The online Bible teaching ministry of John Brand

This Day in HIS-story: April 3

1528

HT: Dan Graves

When Luther sparked church reformation in Germany, there was bound to be a backlash. In those intolerant days, when church and state acted together, there was no choice in matters of faith. Someone had to be the first to die for the new ideas. One of the first two martyrs was Adolf Clarenbach.

Around 1520, Adolf Clarenbach became a teacher in a cathedral Latin school. Evidently he was a better than ordinary teacher, for in 1523 he was made principle of the city school in Wesel. But storm clouds loomed. Through reading Erasmus and Martin Luther and studying the Bible, he became a follower of the Reformation.

When his views became known, he was forced to leave Wesel. Adolf then preached in Cologne and the Rhine country, forming communities of evangelical believers.

Returning home in 1528, Adolf returned to his death. At the urging of Catholic leaders, he was arrested at Cologne on this day, April 3, 1528. He was charged with teaching Protestant ideas. Also arrested was Adolf’s friend John Klopreis. About that same time authorities arrested yet another Reformation preacher, Peter Fliesteden. Klopreis managed to escape, but Adolf and Peter remained in custody.

The two were held in prison for several months and tortured. When questioned, Adolf insisted that “there is no satisfaction for sin except the death of Christ alone.” However, good works witness that we have the faith we claim.

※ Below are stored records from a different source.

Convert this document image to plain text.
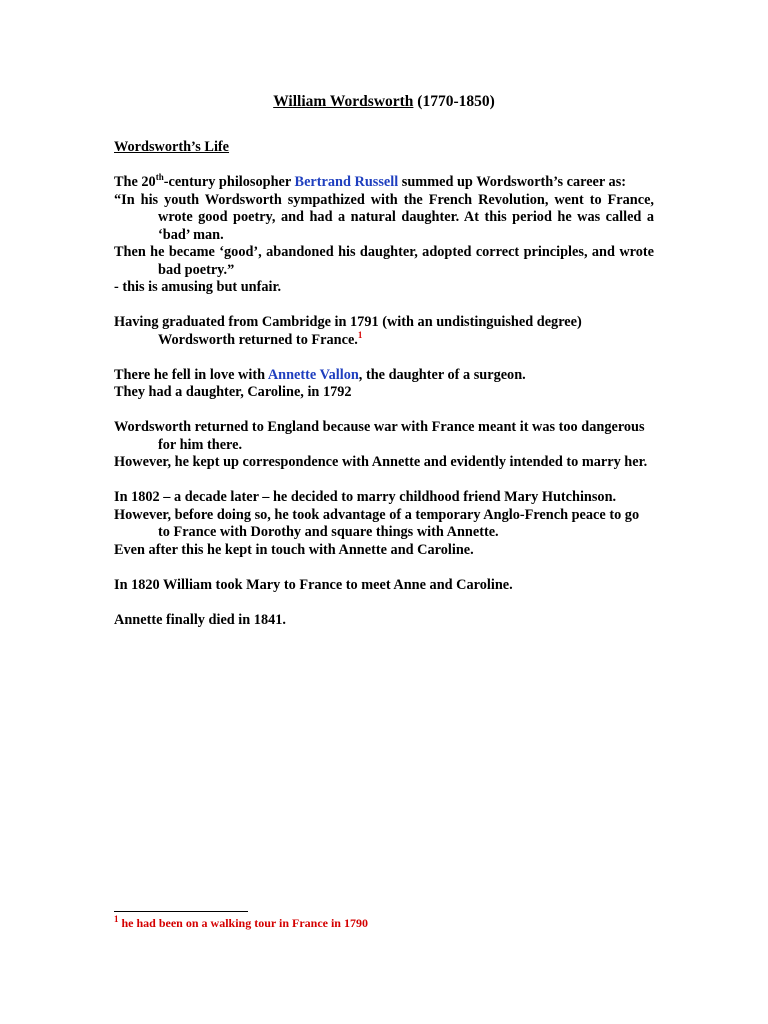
William Wordsworth (1770-1850)

Wordsworth’s Life

The 20th-century philosopher Bertrand Russell summed up Wordsworth’s career as:

“In his youth Wordsworth sympathized with the French Revolution, went to France, wrote good poetry, and had a natural daughter. At this period he was called a ‘bad’ man.

Then he became ‘good’, abandoned his daughter, adopted correct principles, and wrote bad poetry.”

- this is amusing but unfair.

Having graduated from Cambridge in 1791 (with an undistinguished degree) Wordsworth returned to France.$^1$

There he fell in love with Annette Vallon, the daughter of a surgeon.

They had a daughter, Caroline, in 1792

Wordsworth returned to England because war with France meant it was too dangerous for him there.

However, he kept up correspondence with Annette and evidently intended to marry her.

In 1802 – a decade later – he decided to marry childhood friend Mary Hutchinson.

However, before doing so, he took advantage of a temporary Anglo-French peace to go to France with Dorothy and square things with Annette.

Even after this he kept in touch with Annette and Caroline.

In 1820 William took Mary to France to meet Anne and Caroline.

Annette finally died in 1841.

$^1$ he had been on a walking tour in France in 1790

On September 28, 1529, Adolf and Peter were handed over to secular authorities at the gates of Cologne to be burned to death. The long delay between Clarenbach’s arrest and death is owing to the fact that three jurisdictions had a stake in his trial. Furthermore, the local citizens were upset with the sentence and had to be pacified. When plague visited the city, the superstitious people took it as a sign that they were being too kind to the heretics and public opinion swung against the prisoners.

Adolf and Peter have been called the first martyrs of the Reformation. However, it is not clear if they were Lutherans or not. But three hundred years after their deaths, Lutheran Germans of the lower Rhine honored them with a special celebration and erected a monument in their honor.

1769

HT: Dan Graves

If you check the index of your hymnbook, you will likely find a hymn titled “Thou hidden love of God” by Gerhard Tersteegen. Can God’s love be hidden? There were five terrible years after Tersteegen became a Christian when he had no sense of God whatever. He came close to despair.

Born in 1697, at Moers, Germany, Gerhard Tersteegen completed a few grades of school, after which he was apprenticed to an older brother, a shopkeeper. Gerhard was conscientious and thoughtful, subdued by frequent illnesses. A godly tradesman taught him that he could know Christ in daily life, and Tersteegen vowed to devote his life to God. Unable to find time for devotions during the day, he spent entire nights fasting and praying. As soon as his apprenticeship was up, he rented an isolated cottage and worked alone like a hermit, knitting ribbons to support himself. He thought much about God and read theology. His diet was as simple as could be–meal, milk and water–and he gave whatever money he saved to the poor.

His lifestyle embarrassed his well-to-do family, who came to the point they would not even mention his name. When he fell gravely ill, they left him unattended.

It was after this that darkness closed around him. For five years he had no impression of God and even began to doubt his existence. Yet he wrote hymns of faith. But mere words were not able to ease his troubled mind.

Yet one day God drew so close to Tersteegen that the sorrowing man knew absolute peace. From then until his death, on this day, April 3, 1769, Tersteegen taught others. Anyone could see that the spiritual world was real to him. Hundreds of the poor and farmers gathered daily at his home to hear him speak. He also traveled throughout the region, preaching. While at peace inwardly, he seldom had a moment’s peace outwardly, for there were always people clamoring for his spiritual advice.

Tersteegen wrote books and hymns. “Thine wholly, Thine alone I am! Thrice happy he who views with scorn earth’s toys, for Thee his constant flame; O help that I may never move from the blest footsteps of Thy love!” He even wrote a dedication of himself to Christ in his own blood.

When he was sixty-one, his constant speaking so wore him out that it almost proved the death of him. He lived nine more years, counseling, revising books and writing letters, but he was no longer able to preach or travel.

1826

Death of Reginald Heber in India. The following year, his hymns will be published posthumously. Among them will be “Holy, Holy, Holy” and “From Greenland’s Icy Mountains.”